Fix heuristics skipping invalid ctor-initializers with C++11
ClosedPublic

Authored by ogoffart on Jun 19 2016, 2:37 AM.

Details

Summary

Use better heuristics to detect if a '{' might be the start of the
constructor body or not. Especially when there is a completion token.

Fix the test 'test/CodeCompletion/ctor-initializer.cpp ' when clang defaults to c++11

Replaces http://reviews.llvm.org/D21497

Diff Detail

Repository
rL LLVM

Event Timeline

ogoffart updated this revision to Diff 61193.Jun 19 2016, 2:37 AM
ogoffart retitled this revision from to Fix heuristics skipping invalid ctor-initializers with C++11.
ogoffart updated this object.
ogoffart added reviewers: rsmith, probinson.
ogoffart added a reviewer: cfe-commits.

Ping.

The problem i'm fixing here is how we recover invalid code in the ctor-init part as we skip the function body.
In particular, we want to know if the '{' is the begining of the body or not.

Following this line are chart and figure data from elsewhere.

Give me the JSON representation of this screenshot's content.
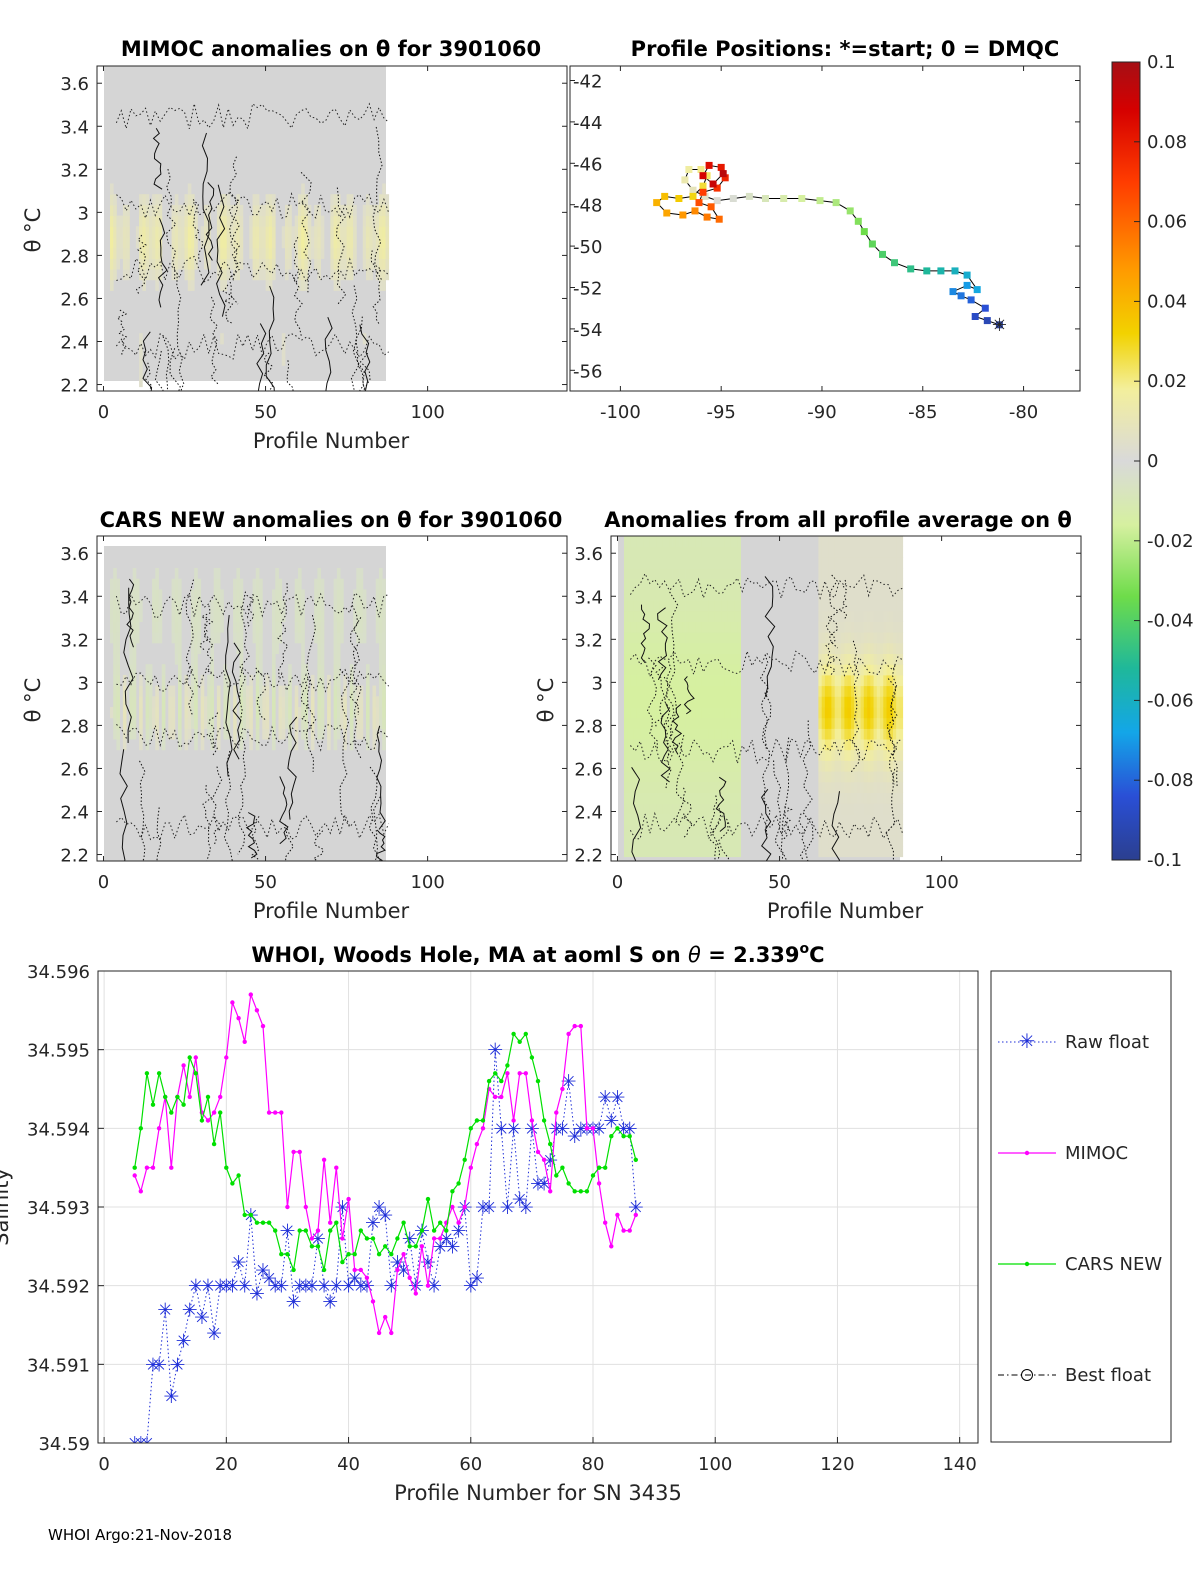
{
  "footer": "WHOI Argo:21-Nov-2018",
  "colorbar": {
    "ticks": [
      "0.1",
      "0.08",
      "0.06",
      "0.04",
      "0.02",
      "0",
      "-0.02",
      "-0.04",
      "-0.06",
      "-0.08",
      "-0.1"
    ],
    "range": [
      -0.1,
      0.1
    ],
    "colormap": "parula-like (blue-cyan-green-grey-yellow-orange-red)"
  },
  "chart_data": [
    {
      "id": "mimoc",
      "type": "heatmap",
      "title": "MIMOC anomalies on θ  for 3901060",
      "xlabel": "Profile Number",
      "ylabel": "θ °C",
      "xticks": [
        "0",
        "50",
        "100"
      ],
      "yticks": [
        "3.6",
        "3.4",
        "3.2",
        "3",
        "2.8",
        "2.6",
        "2.4",
        "2.2"
      ],
      "xlim": [
        -2,
        143
      ],
      "ylim": [
        2.17,
        3.68
      ],
      "data_x_range": [
        2,
        88
      ],
      "note_values": "weak anomalies, mostly 0 to +0.02 in the 2.6-3.0 band"
    },
    {
      "id": "positions",
      "type": "scatter",
      "title": "Profile Positions: *=start; 0 = DMQC",
      "xticks": [
        "-100",
        "-95",
        "-90",
        "-85",
        "-80"
      ],
      "yticks": [
        "-42",
        "-44",
        "-46",
        "-48",
        "-50",
        "-52",
        "-54",
        "-56"
      ],
      "xlim": [
        -102.5,
        -77.2
      ],
      "ylim": [
        -57,
        -41.3
      ],
      "track": [
        [
          -81.2,
          -53.8
        ],
        [
          -81.8,
          -53.6
        ],
        [
          -82.4,
          -53.4
        ],
        [
          -81.9,
          -53.0
        ],
        [
          -82.6,
          -52.6
        ],
        [
          -83.1,
          -52.4
        ],
        [
          -83.5,
          -52.2
        ],
        [
          -82.8,
          -51.9
        ],
        [
          -82.3,
          -52.1
        ],
        [
          -82.8,
          -51.4
        ],
        [
          -83.4,
          -51.2
        ],
        [
          -84.1,
          -51.2
        ],
        [
          -84.8,
          -51.2
        ],
        [
          -85.6,
          -51.1
        ],
        [
          -86.4,
          -50.8
        ],
        [
          -87.0,
          -50.4
        ],
        [
          -87.5,
          -49.9
        ],
        [
          -87.9,
          -49.3
        ],
        [
          -88.2,
          -48.8
        ],
        [
          -88.6,
          -48.3
        ],
        [
          -89.3,
          -47.9
        ],
        [
          -90.1,
          -47.8
        ],
        [
          -91.0,
          -47.7
        ],
        [
          -91.9,
          -47.7
        ],
        [
          -92.8,
          -47.7
        ],
        [
          -93.6,
          -47.6
        ],
        [
          -94.4,
          -47.7
        ],
        [
          -95.2,
          -47.8
        ],
        [
          -95.8,
          -47.6
        ],
        [
          -96.4,
          -47.3
        ],
        [
          -96.8,
          -46.8
        ],
        [
          -96.6,
          -46.3
        ],
        [
          -96.0,
          -46.3
        ],
        [
          -95.7,
          -46.6
        ],
        [
          -95.9,
          -47.1
        ],
        [
          -96.4,
          -47.6
        ],
        [
          -97.1,
          -47.7
        ],
        [
          -97.8,
          -47.6
        ],
        [
          -98.2,
          -47.9
        ],
        [
          -97.7,
          -48.4
        ],
        [
          -96.9,
          -48.5
        ],
        [
          -96.3,
          -48.3
        ],
        [
          -95.7,
          -48.6
        ],
        [
          -95.1,
          -48.7
        ],
        [
          -95.5,
          -48.1
        ],
        [
          -96.1,
          -47.9
        ],
        [
          -95.9,
          -47.4
        ],
        [
          -95.2,
          -47.2
        ],
        [
          -94.8,
          -46.7
        ],
        [
          -95.0,
          -46.2
        ],
        [
          -95.6,
          -46.1
        ],
        [
          -95.9,
          -46.6
        ],
        [
          -95.4,
          -47.0
        ],
        [
          -94.9,
          -46.5
        ]
      ],
      "track_color_from": "profile index (blue start → red end)"
    },
    {
      "id": "cars",
      "type": "heatmap",
      "title": "CARS NEW anomalies on θ for 3901060",
      "xlabel": "Profile Number",
      "ylabel": "θ °C",
      "xticks": [
        "0",
        "50",
        "100"
      ],
      "yticks": [
        "3.6",
        "3.4",
        "3.2",
        "3",
        "2.8",
        "2.6",
        "2.4",
        "2.2"
      ],
      "xlim": [
        -2,
        143
      ],
      "ylim": [
        2.17,
        3.68
      ],
      "data_x_range": [
        2,
        88
      ]
    },
    {
      "id": "allprof",
      "type": "heatmap",
      "title": "Anomalies from all profile average on θ",
      "xlabel": "Profile Number",
      "ylabel": "θ °C",
      "xticks": [
        "0",
        "50",
        "100"
      ],
      "yticks": [
        "3.6",
        "3.4",
        "3.2",
        "3",
        "2.8",
        "2.6",
        "2.4",
        "2.2"
      ],
      "xlim": [
        -2,
        143
      ],
      "ylim": [
        2.17,
        3.68
      ],
      "data_x_range": [
        2,
        88
      ],
      "note_values": "negative (-0.02) for profiles 2-35, positive (+0.03) for profiles 62-88 near θ 2.6-3.0"
    },
    {
      "id": "salinity",
      "type": "line",
      "title": "WHOI, Woods Hole, MA at aoml S on θ = 2.339°C",
      "title_parts": [
        "WHOI, Woods Hole, MA at aoml S on ",
        "θ",
        " = 2.339",
        "o",
        "C"
      ],
      "xlabel": "Profile Number for SN 3435",
      "ylabel": "Salinity",
      "xticks": [
        "0",
        "20",
        "40",
        "60",
        "80",
        "100",
        "120",
        "140"
      ],
      "yticks": [
        "34.596",
        "34.595",
        "34.594",
        "34.593",
        "34.592",
        "34.591",
        "34.59"
      ],
      "xlim": [
        -1,
        143
      ],
      "ylim": [
        34.59,
        34.596
      ],
      "grid": true,
      "legend": "right, outside axes",
      "series": [
        {
          "name": "Raw float",
          "style": "blue dotted with * markers",
          "color": "#1f2fd8",
          "x": [
            5,
            6,
            7,
            8,
            9,
            10,
            11,
            12,
            13,
            14,
            15,
            16,
            17,
            18,
            19,
            20,
            21,
            22,
            23,
            24,
            25,
            26,
            27,
            28,
            29,
            30,
            31,
            32,
            33,
            34,
            35,
            36,
            37,
            38,
            39,
            40,
            41,
            42,
            43,
            44,
            45,
            46,
            47,
            48,
            49,
            50,
            51,
            52,
            53,
            54,
            55,
            56,
            57,
            58,
            59,
            60,
            61,
            62,
            63,
            64,
            65,
            66,
            67,
            68,
            69,
            70,
            71,
            72,
            73,
            74,
            75,
            76,
            77,
            78,
            79,
            80,
            81,
            82,
            83,
            84,
            85,
            86,
            87
          ],
          "y": [
            34.59,
            34.59,
            34.59,
            34.591,
            34.591,
            34.5917,
            34.5906,
            34.591,
            34.5913,
            34.5917,
            34.592,
            34.5916,
            34.592,
            34.5914,
            34.592,
            34.592,
            34.592,
            34.5923,
            34.592,
            34.5929,
            34.5919,
            34.5922,
            34.5921,
            34.592,
            34.592,
            34.5927,
            34.5918,
            34.592,
            34.592,
            34.592,
            34.5926,
            34.592,
            34.5918,
            34.592,
            34.593,
            34.592,
            34.5921,
            34.592,
            34.592,
            34.5928,
            34.593,
            34.5929,
            34.592,
            34.5923,
            34.5922,
            34.5926,
            34.592,
            34.5927,
            34.5923,
            34.592,
            34.5925,
            34.5926,
            34.5925,
            34.5927,
            34.593,
            34.592,
            34.5921,
            34.593,
            34.593,
            34.595,
            34.594,
            34.593,
            34.594,
            34.5931,
            34.593,
            34.594,
            34.5933,
            34.5933,
            34.5936,
            34.594,
            34.594,
            34.5946,
            34.5939,
            34.594,
            34.594,
            34.594,
            34.594,
            34.5944,
            34.5941,
            34.5944,
            34.594,
            34.594,
            34.593
          ]
        },
        {
          "name": "MIMOC",
          "style": "magenta solid with dot markers",
          "color": "#ff00ff",
          "x": [
            5,
            6,
            7,
            8,
            9,
            10,
            11,
            12,
            13,
            14,
            15,
            16,
            17,
            18,
            19,
            20,
            21,
            22,
            23,
            24,
            25,
            26,
            27,
            28,
            29,
            30,
            31,
            32,
            33,
            34,
            35,
            36,
            37,
            38,
            39,
            40,
            41,
            42,
            43,
            44,
            45,
            46,
            47,
            48,
            49,
            50,
            51,
            52,
            53,
            54,
            55,
            56,
            57,
            58,
            59,
            60,
            61,
            62,
            63,
            64,
            65,
            66,
            67,
            68,
            69,
            70,
            71,
            72,
            73,
            74,
            75,
            76,
            77,
            78,
            79,
            80,
            81,
            82,
            83,
            84,
            85,
            86,
            87
          ],
          "y": [
            34.5934,
            34.5932,
            34.5935,
            34.5935,
            34.594,
            34.5944,
            34.5935,
            34.5944,
            34.5948,
            34.5944,
            34.5949,
            34.5942,
            34.5941,
            34.5942,
            34.5944,
            34.5949,
            34.5956,
            34.5954,
            34.5951,
            34.5957,
            34.5955,
            34.5953,
            34.5942,
            34.5942,
            34.5942,
            34.593,
            34.5937,
            34.5937,
            34.593,
            34.5926,
            34.5927,
            34.5936,
            34.5928,
            34.5935,
            34.5926,
            34.5931,
            34.5922,
            34.5922,
            34.5921,
            34.5918,
            34.5914,
            34.5916,
            34.5914,
            34.5922,
            34.5924,
            34.5921,
            34.5919,
            34.5925,
            34.592,
            34.5926,
            34.5926,
            34.5928,
            34.593,
            34.5928,
            34.593,
            34.5935,
            34.5938,
            34.594,
            34.5945,
            34.5944,
            34.5944,
            34.5947,
            34.5941,
            34.5947,
            34.5947,
            34.5941,
            34.5937,
            34.5936,
            34.5932,
            34.5942,
            34.5945,
            34.5952,
            34.5953,
            34.5953,
            34.594,
            34.594,
            34.5933,
            34.5928,
            34.5925,
            34.5929,
            34.5927,
            34.5927,
            34.5929
          ]
        },
        {
          "name": "CARS NEW",
          "style": "green solid with dot markers",
          "color": "#00e000",
          "x": [
            5,
            6,
            7,
            8,
            9,
            10,
            11,
            12,
            13,
            14,
            15,
            16,
            17,
            18,
            19,
            20,
            21,
            22,
            23,
            24,
            25,
            26,
            27,
            28,
            29,
            30,
            31,
            32,
            33,
            34,
            35,
            36,
            37,
            38,
            39,
            40,
            41,
            42,
            43,
            44,
            45,
            46,
            47,
            48,
            49,
            50,
            51,
            52,
            53,
            54,
            55,
            56,
            57,
            58,
            59,
            60,
            61,
            62,
            63,
            64,
            65,
            66,
            67,
            68,
            69,
            70,
            71,
            72,
            73,
            74,
            75,
            76,
            77,
            78,
            79,
            80,
            81,
            82,
            83,
            84,
            85,
            86,
            87
          ],
          "y": [
            34.5935,
            34.594,
            34.5947,
            34.5943,
            34.5947,
            34.5944,
            34.5942,
            34.5944,
            34.5943,
            34.5949,
            34.5947,
            34.5941,
            34.5944,
            34.5938,
            34.5942,
            34.5935,
            34.5933,
            34.5934,
            34.5929,
            34.5929,
            34.5928,
            34.5928,
            34.5928,
            34.5927,
            34.5924,
            34.5924,
            34.5922,
            34.5927,
            34.5927,
            34.5925,
            34.5925,
            34.5922,
            34.5927,
            34.5928,
            34.5923,
            34.5924,
            34.5924,
            34.5927,
            34.5926,
            34.5926,
            34.5924,
            34.5925,
            34.5924,
            34.5926,
            34.5928,
            34.5925,
            34.5925,
            34.5927,
            34.5931,
            34.5927,
            34.5928,
            34.5927,
            34.5932,
            34.5933,
            34.5936,
            34.594,
            34.5941,
            34.5941,
            34.5946,
            34.5947,
            34.5946,
            34.5948,
            34.5952,
            34.5951,
            34.5952,
            34.5949,
            34.5946,
            34.5941,
            34.5938,
            34.5934,
            34.5935,
            34.5933,
            34.5932,
            34.5932,
            34.5932,
            34.5934,
            34.5935,
            34.5935,
            34.5939,
            34.594,
            34.5939,
            34.5939,
            34.5936
          ]
        },
        {
          "name": "Best float",
          "style": "black dash-dot with o markers",
          "color": "#000000",
          "x": [],
          "y": []
        }
      ]
    }
  ]
}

In C++03, we always consider it as the beginng of the body. The problem was that in C++11 we don't, making the code skip too much, causing worse parse error later.

So what this patch is doing is finding heuristics to know if the '{' is starting a function body or not.
The rules are the following: If we are not in a template argument, anf that the previous tokens are not an identifier, or a > , then it is much more likely to be the function body. We verify that further by checking that the token after the matching '}'

I also changed the code to just ignore the code_completion token at this point. The previous code was making it thinking that it would then be a template argument. But this is not likely.

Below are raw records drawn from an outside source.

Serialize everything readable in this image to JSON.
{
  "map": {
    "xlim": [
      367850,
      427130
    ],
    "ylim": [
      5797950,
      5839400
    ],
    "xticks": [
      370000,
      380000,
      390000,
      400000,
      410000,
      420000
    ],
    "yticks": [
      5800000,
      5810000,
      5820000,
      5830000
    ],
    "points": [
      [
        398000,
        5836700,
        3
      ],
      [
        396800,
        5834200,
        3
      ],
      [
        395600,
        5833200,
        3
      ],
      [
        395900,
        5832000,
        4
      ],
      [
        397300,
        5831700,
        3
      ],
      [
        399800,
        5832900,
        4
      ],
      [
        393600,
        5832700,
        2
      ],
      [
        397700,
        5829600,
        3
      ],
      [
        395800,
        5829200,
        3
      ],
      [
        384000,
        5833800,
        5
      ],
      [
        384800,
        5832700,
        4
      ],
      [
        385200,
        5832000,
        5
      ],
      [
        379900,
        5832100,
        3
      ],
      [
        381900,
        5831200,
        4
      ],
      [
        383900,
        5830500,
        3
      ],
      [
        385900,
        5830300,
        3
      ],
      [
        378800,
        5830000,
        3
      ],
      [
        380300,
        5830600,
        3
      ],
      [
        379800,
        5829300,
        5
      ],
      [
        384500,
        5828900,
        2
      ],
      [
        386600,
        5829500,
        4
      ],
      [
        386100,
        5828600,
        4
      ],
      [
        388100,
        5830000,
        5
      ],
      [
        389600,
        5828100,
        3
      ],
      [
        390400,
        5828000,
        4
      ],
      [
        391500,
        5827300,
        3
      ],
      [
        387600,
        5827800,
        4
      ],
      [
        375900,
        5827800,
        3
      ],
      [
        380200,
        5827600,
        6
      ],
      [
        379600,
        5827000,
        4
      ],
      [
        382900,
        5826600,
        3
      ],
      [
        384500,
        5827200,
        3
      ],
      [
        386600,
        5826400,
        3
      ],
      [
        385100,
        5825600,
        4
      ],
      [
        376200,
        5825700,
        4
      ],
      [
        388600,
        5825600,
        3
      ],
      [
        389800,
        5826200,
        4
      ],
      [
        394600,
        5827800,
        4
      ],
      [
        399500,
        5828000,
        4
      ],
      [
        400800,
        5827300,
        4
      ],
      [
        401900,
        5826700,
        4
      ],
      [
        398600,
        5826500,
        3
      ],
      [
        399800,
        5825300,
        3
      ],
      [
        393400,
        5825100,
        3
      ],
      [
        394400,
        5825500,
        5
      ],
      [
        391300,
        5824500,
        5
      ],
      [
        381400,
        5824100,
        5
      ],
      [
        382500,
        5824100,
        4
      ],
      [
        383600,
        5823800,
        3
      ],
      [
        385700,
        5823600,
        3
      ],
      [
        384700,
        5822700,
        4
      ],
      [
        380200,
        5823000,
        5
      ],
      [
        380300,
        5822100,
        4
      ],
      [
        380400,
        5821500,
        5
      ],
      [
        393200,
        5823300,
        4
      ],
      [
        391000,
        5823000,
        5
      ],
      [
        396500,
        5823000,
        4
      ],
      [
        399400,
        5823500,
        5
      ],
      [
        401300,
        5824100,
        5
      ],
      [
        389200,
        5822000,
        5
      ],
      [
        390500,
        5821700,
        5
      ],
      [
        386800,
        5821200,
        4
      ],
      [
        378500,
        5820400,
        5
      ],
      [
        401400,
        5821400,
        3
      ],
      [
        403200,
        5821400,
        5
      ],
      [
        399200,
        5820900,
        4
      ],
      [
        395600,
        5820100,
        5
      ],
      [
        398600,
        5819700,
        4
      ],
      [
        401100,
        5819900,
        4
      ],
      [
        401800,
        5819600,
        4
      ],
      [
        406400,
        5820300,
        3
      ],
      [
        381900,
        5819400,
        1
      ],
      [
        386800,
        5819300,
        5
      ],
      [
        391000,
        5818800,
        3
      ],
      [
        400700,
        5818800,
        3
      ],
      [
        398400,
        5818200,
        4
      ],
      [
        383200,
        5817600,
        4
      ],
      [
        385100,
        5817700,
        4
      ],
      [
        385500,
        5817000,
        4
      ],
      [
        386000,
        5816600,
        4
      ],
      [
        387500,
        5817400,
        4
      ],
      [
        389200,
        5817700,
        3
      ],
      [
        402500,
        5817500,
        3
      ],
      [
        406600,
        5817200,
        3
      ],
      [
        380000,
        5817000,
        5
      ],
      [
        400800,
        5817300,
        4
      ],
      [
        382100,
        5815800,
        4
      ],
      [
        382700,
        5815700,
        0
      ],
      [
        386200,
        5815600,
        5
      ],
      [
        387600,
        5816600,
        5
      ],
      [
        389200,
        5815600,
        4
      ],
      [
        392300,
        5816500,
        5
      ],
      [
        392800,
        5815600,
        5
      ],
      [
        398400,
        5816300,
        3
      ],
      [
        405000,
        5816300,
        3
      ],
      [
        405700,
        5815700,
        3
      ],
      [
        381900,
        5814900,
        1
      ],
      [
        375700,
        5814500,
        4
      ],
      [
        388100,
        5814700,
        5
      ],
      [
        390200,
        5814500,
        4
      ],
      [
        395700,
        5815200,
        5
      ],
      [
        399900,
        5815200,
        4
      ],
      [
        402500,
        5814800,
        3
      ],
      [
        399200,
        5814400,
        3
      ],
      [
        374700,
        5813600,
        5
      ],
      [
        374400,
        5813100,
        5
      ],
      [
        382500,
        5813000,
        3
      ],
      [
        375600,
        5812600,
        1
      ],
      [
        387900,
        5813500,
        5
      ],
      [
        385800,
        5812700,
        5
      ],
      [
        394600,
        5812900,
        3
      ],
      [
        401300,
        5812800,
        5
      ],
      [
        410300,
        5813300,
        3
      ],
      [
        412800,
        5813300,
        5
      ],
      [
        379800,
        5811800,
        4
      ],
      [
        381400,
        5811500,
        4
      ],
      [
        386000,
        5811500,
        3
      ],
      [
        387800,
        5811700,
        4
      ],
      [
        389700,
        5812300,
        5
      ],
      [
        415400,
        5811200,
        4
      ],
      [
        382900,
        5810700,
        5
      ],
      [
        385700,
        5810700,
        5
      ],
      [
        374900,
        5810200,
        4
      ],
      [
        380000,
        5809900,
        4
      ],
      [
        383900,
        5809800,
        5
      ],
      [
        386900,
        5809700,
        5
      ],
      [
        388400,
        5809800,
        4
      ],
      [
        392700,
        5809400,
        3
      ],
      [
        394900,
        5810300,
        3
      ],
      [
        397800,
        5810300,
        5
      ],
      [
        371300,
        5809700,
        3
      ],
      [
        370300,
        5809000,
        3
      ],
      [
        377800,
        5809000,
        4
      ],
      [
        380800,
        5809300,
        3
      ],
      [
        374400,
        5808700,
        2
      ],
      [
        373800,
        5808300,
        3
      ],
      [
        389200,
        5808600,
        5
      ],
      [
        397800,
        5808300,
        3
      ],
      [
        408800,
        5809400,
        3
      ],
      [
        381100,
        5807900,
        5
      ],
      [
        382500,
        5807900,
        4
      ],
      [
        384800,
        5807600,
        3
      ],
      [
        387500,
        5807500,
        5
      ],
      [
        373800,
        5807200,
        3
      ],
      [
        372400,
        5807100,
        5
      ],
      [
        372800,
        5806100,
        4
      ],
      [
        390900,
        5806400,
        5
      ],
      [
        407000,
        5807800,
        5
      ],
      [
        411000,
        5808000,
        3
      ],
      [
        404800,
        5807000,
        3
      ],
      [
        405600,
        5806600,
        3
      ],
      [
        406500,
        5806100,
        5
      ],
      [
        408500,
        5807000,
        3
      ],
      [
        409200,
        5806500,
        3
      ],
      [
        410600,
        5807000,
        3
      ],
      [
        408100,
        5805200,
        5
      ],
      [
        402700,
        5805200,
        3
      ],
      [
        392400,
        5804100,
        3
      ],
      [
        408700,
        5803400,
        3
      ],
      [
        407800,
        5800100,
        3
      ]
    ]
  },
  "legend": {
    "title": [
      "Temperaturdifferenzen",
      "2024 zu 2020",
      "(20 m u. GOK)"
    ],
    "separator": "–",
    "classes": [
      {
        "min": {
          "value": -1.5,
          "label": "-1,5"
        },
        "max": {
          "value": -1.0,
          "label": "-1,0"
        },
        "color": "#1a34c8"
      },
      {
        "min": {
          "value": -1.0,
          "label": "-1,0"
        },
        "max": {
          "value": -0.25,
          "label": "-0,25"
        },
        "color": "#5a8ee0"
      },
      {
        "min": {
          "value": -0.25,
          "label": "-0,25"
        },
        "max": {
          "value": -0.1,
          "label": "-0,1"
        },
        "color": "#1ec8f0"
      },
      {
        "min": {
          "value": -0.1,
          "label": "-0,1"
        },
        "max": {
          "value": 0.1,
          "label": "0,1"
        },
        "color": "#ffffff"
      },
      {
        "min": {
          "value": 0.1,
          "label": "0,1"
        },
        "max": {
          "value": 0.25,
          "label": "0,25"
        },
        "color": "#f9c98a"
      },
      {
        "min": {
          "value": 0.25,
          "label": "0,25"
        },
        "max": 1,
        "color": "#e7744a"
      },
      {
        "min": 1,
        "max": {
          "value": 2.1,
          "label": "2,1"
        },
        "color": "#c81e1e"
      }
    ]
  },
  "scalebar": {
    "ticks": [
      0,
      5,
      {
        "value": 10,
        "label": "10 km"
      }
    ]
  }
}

rsmith edited edge metadata.Aug 24 2016, 1:17 PM

Please produce patches with more lines of context in future; phabricator only lets us comment on lines that are included in the patch, and in this case some of the relevant parts of the function are not in the context. (The equivalent of diff -U1000 is a common approach for this.)

Taking a step back, I wonder whether we have the right strategy overall for code completion within in-class mem-initializer-lists. The code after the code completion token is quite plausibly not even brace-balanced, in a case where you're writing a new constructor. Consider this completion:

struct Foo {
  Foo() : some_long_x(0), some_|
  int some_long_x, some_long_y;
};

Here, we ought to be able to complete "some_long_y", but we need to recognize that the next token is not part of the function definition in order to do that (and then we need to not try to consume a function body once we're done with the initializer). And conversely when completing here:

struct Foo {
  Foo() : some_long_x(0), some_| {}
  int some_long_x, some_long_y;
};

... we need to recognize that we do have a function body so that we can parse the members to find out what names we should complete.

However, this patch is an incremental improvement over what we already have, so I'm happy to go in this direction for now.

lib/Parse/ParseCXXInlineMethods.cpp
840 ↗(On Diff #61193)

Can you delete the check for kw_template here? We handle the template keyword above, and any time we actually hit this case we would expect template to be followed by one of ::, (, or {, which makes no sense.

847–851 ↗(On Diff #61193)

You should probably also handle the case of a comma immediately after the code completion token, for completions like this:

struct A {
  A() : new_mem|, existing_member() {}
  int new_member, existing_member;
};

... and likewise the case where the completion token is followed by an identifier, a ::, or a decltype, for completions like this:

struct A {
  A() : new_mem| existing_member() {}
  int new_member, existing_member;
};

In all those cases, I think you can just continue to pick up the rest of the initializers after the code completion token. (And if you continue from here in those cases, I think you can remove the handling of the code_completion token up on line 835, since this codepath will do the right thing in all those cases.)

894–897 ↗(On Diff #61193)

Please add a comment here indicating that if the previous token is not one of these kinds, we've encountered an error (because this mem-initializer is missing its initializer). This is not really obvious, and it's important because that's what makes it correct to use a heuristic to guess whether we've got a function body next.

ogoffart updated this revision to Diff 69223.Aug 25 2016, 4:42 AM
ogoffart edited edge metadata.

Made the requested changes

Regarding this:

struct Foo {
  Foo() : some_long_x(0), some_| {}
  int some_long_x, some_long_y;
};

That should work fine because the token before the { is the code completion token, not an identifier. This is basicaly tested by the test with CHECK-CC2.

However, this does not work because if the completion is within an identifier, the Lexer will abort by calling cutOffLexing from Lexer::LexIdentifier

Ping?
I guess i coud just commit it now.

This revision was automatically updated to reflect the committed changes.